Bitcoin was never intended to be a digital gold standard, locked in idle accounts as value accumulates without interaction. Satoshi Nakamoto’s vision was to create a distributed, transactable currency that could power global commerce, reduce payment friction and secure data integrity. The BSV blockchain seeks to fulfill this promise by focusing on building a high-velocity economy that supports real businesses, driving global growth and prosperity. Instead of warehousing BTC, the BSV model fosters active economic participation, smart contract functionality and scalable data solutions that are efficient and secure.
While the BTC culture thrives on instability, FOMO and external crises, the BSV community is focused on building businesses and creating efficient networks that contribute positively to the global economy. BSV’s philosophy is one of enabling commerce, enhancing transparency and reducing barriers, not waiting for the world to collapse to capitalize on chaos. BTC’s dream, by contrast, risks creating a world where only the earliest holders prosper, controlling vast fortunes in an economy of slowed growth and limited opportunity.

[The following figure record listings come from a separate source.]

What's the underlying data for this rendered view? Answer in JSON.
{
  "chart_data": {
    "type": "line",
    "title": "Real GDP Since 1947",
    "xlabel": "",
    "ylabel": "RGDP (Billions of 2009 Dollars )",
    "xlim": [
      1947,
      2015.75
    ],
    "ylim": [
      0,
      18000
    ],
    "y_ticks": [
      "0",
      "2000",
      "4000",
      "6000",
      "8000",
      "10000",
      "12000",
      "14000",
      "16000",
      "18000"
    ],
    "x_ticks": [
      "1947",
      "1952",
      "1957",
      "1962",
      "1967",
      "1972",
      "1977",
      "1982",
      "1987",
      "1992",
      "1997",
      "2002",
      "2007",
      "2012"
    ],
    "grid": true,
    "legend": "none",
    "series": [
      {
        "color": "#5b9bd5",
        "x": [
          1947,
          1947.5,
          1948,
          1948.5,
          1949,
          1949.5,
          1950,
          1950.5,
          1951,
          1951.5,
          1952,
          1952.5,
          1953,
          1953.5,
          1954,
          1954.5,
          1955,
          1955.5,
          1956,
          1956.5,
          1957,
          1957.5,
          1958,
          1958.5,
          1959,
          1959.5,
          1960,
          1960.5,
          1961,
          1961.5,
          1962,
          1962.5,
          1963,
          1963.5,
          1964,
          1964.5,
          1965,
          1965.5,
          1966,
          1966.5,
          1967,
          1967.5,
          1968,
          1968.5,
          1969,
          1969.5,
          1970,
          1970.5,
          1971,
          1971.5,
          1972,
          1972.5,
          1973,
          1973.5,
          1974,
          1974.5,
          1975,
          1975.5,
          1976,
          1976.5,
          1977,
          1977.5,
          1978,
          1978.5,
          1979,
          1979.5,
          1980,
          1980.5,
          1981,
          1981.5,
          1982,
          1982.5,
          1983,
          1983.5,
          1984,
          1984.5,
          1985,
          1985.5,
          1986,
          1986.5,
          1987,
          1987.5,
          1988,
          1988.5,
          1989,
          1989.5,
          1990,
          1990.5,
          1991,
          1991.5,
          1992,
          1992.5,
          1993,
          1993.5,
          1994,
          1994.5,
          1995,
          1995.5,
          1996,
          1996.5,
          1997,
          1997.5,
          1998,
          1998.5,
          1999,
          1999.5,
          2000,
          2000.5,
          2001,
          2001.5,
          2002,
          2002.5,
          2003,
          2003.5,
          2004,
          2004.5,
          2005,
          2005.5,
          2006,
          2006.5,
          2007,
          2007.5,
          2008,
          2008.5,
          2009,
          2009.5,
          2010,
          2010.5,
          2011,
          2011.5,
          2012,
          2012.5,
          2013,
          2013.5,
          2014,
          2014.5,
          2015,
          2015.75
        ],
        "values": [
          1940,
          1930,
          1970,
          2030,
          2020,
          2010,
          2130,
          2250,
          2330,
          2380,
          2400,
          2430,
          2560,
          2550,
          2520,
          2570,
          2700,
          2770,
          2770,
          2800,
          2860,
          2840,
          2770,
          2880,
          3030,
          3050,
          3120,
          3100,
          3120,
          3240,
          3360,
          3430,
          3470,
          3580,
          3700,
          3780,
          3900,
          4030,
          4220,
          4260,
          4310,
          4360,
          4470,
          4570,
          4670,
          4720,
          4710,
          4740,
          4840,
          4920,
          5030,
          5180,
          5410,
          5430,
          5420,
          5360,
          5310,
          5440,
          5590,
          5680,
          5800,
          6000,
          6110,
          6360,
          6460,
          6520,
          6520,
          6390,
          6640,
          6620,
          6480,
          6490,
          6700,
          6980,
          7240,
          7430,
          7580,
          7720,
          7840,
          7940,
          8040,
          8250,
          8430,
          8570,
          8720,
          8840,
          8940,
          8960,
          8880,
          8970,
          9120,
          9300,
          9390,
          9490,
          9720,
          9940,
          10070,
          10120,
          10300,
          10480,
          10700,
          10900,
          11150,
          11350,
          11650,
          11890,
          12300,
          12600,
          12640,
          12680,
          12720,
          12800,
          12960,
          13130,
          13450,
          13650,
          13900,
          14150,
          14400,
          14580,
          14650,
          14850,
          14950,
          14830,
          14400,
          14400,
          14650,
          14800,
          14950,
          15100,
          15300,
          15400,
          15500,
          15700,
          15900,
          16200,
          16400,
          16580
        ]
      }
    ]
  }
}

HODL culture at scale isn’t an investment strategy—it’s a threat to economic dynamism. It fosters a technocratic aristocracy of the few, profiting off scarcity and withholding productive resources. In contrast, BSV envisions a world where Bitcoin empowers individuals and businesses to create value collaboratively. The true promise of Bitcoin lies not in passive speculation but in enabling humanity to become freer, wealthier and more connected. This vision offers hope not only for BTC’s investors but for a global economy that benefits us all.